I know 2 models for a transformer one is to treat it as Coupled Inductors and the model will be:
In this model if there are no flux leakage the coupling factor is k=1 and therefore $$M=k\sqrt{L_1L_2}=\sqrt{L_1L_2}$$
But In power systems analysis, there is another model where series reactances stands for flux leakage and shunt reactance stands for the effect of finite permeability.
If the two models represent same thing we should have:
$$X_{l,p}=L_1-M,\quad X_{l,p}=L_2-M,\quad X_m=M$$
but it seems that this is not true since in ideal conditions we should have:
$$M=\sqrt{L_1L_2},\quad X_m=\infty$$
Are these two models represent same thing? Is the mutual inductance, omitted in power systems' model?

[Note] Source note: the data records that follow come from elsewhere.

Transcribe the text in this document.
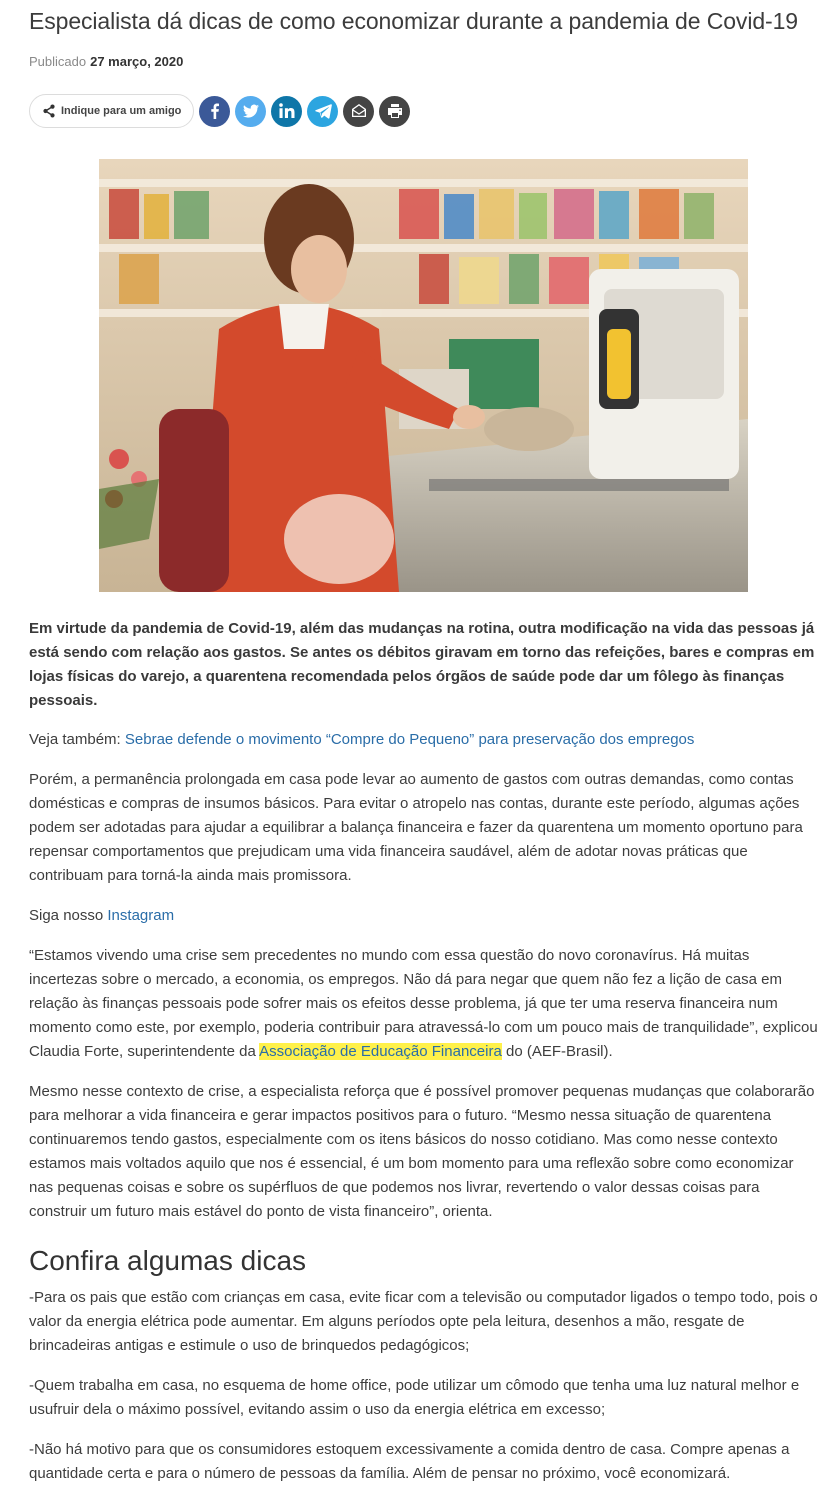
Especialista dá dicas de como economizar durante a pandemia de Covid-19
Publicado 27 março, 2020
Indique para um amigo

Em virtude da pandemia de Covid-19, além das mudanças na rotina, outra modificação na vida das pessoas já está sendo com relação aos gastos. Se antes os débitos giravam em torno das refeições, bares e compras em lojas físicas do varejo, a quarentena recomendada pelos órgãos de saúde pode dar um fôlego às finanças pessoais.

Veja também: Sebrae defende o movimento “Compre do Pequeno” para preservação dos empregos

Porém, a permanência prolongada em casa pode levar ao aumento de gastos com outras demandas, como contas domésticas e compras de insumos básicos. Para evitar o atropelo nas contas, durante este período, algumas ações podem ser adotadas para ajudar a equilibrar a balança financeira e fazer da quarentena um momento oportuno para repensar comportamentos que prejudicam uma vida financeira saudável, além de adotar novas práticas que contribuam para torná-la ainda mais promissora.

Siga nosso Instagram

“Estamos vivendo uma crise sem precedentes no mundo com essa questão do novo coronavírus. Há muitas incertezas sobre o mercado, a economia, os empregos. Não dá para negar que quem não fez a lição de casa em relação às finanças pessoais pode sofrer mais os efeitos desse problema, já que ter uma reserva financeira num momento como este, por exemplo, poderia contribuir para atravessá-lo com um pouco mais de tranquilidade”, explicou Claudia Forte, superintendente da Associação de Educação Financeira do (AEF-Brasil).

Mesmo nesse contexto de crise, a especialista reforça que é possível promover pequenas mudanças que colaborarão para melhorar a vida financeira e gerar impactos positivos para o futuro. “Mesmo nessa situação de quarentena continuaremos tendo gastos, especialmente com os itens básicos do nosso cotidiano. Mas como nesse contexto estamos mais voltados aquilo que nos é essencial, é um bom momento para uma reflexão sobre como economizar nas pequenas coisas e sobre os supérfluos de que podemos nos livrar, revertendo o valor dessas coisas para construir um futuro mais estável do ponto de vista financeiro”, orienta.

Confira algumas dicas

-Para os pais que estão com crianças em casa, evite ficar com a televisão ou computador ligados o tempo todo, pois o valor da energia elétrica pode aumentar. Em alguns períodos opte pela leitura, desenhos a mão, resgate de brincadeiras antigas e estimule o uso de brinquedos pedagógicos;

-Quem trabalha em casa, no esquema de home office, pode utilizar um cômodo que tenha uma luz natural melhor e usufruir dela o máximo possível, evitando assim o uso da energia elétrica em excesso;

-Não há motivo para que os consumidores estoquem excessivamente a comida dentro de casa. Compre apenas a quantidade certa e para o número de pessoas da família. Além de pensar no próximo, você economizará.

Link:Difference between a transformer and a coupled inductor
Edit:
I'm trying to compare the model presented in the book "Solid State Radio Engineering" with the above second model:
By the answer posted by Andy aka I think the model should be something like this:
I don't know why in the power transformer model they omit L-1,L-2 and M!?
Best Answer
In the power systems model "m" does not standing for "mutual", it stands for magnetization. The magnetization current of a primary winding has absolutely nothing to do with mutual coupling. It's always best to consider the fuller picture of a transformer in my opinion: -
The coupled inductor thing in the middle is in fact the perfect power transformer and this has a coupling factor of unity. It also has infinite inductance and zero losses. All the other components around it represent the real-world failings of any transformer.
You can modify the model like so: -
Now the secondary side components are moved to the left of the perfect-coupler via turns-ratio transformation and, if you want to take it one step further, you get what you have in your 2nd picture but of course the "thing" that does the coupling (k=1) has been disregarded.